Fred Sandback is one of the lesser known and less celebrated of the artists loosely termed 'Minimalists' from their breakthrough in the mid 60s onwards. Where Donald Judd was all about the box, and Dan Flavin all abut the light fitting, Sandback is all about (largely) string, twine, cord, thread or any kind of thin flexible line. His big thing is creating planes, spaces and forms by making taut shapes with his material across the corners and surfaces of a gallery's walls, ceiling and floor. I like it a lot - it's spatial and delicate and interesting to not simply look at but walk around. It's kind of architectural, and kind of drawing in space. I like it formally, pure and simple. I hate the guff that gets written about it to justify it (see a recent entry on Flavin below).
So I was drawn to a show of his work in Edinburgh that was due to close last week. Billing itself as a 'retrospective', it was at the Fruitmarket Gallery where ironically I once worked in the mid 1980s - as a lowly gallery assistant, mind, not a high flying drug-fuelled curator in Armani shades with Bottega Veneta luggage.

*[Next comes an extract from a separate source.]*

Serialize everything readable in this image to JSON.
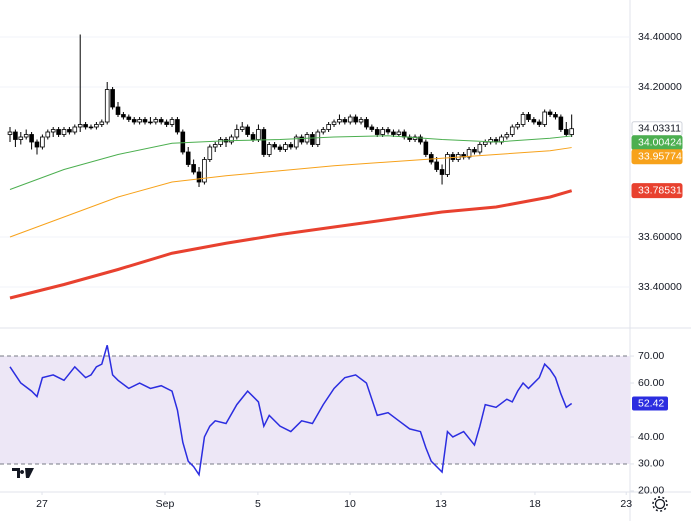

What can I say - this show was an utter nonsense and total disgrace. The Fruitmarket is currently one of the worst examples of a loathsome provincial, vaguely state-supported, UK art gallery. Given funds by the Arts Council it renovated for commerce not aesthetics. So the large glass-walled ground floor space houses - you guessed it - a poncey café and a bookshop treading the preposterous line between Lacanian theory and gift wrap. Behind them lie two cramped 'gallery' spaces entirely devoid of artificial light with tatty detailing. In one of them, a Sandback piece formed of rising vertical lines of pure white string was installed in a corner, dreadfully lit, rising from floor to ceiling but eventually having to go through an air duct or ventilation system that runs across the roof of the space. I'd seen this work at Dia:Beacon a few years ago so I know it's beautiful. Here it was ineffectual, pointless, rendered ugly. After that I ventured upstairs, where there is some semblance of natural light. Flat rhomboids and floor works that could easily have been situated downstairs were crammed in among pillars, staircases, and all the architectural obstacles that make this more of a corridor than a viable contemporary art space. I hate to say it but nothing looked even vaguely powerful here (apart, perhaps, from a cluster of vertical yellow string lines that mirrored the pillar they lay behind).
I know that good art should be able to survive a bad space, but this was just shocking. With probably only around 15 real sculptural planar shapes padded out by a load of prints and drawings, this was certainly far from a retrospective. It was a desecration. I know I've fallen out of love with the nonsense of the Art World over the last few years, but few shows have actually left me this angry. Fred Sandback deserves better - as do Edinburgh's cultured classes, even if they're only popping in for a lemon tart, a latte and a Moleskine notebook.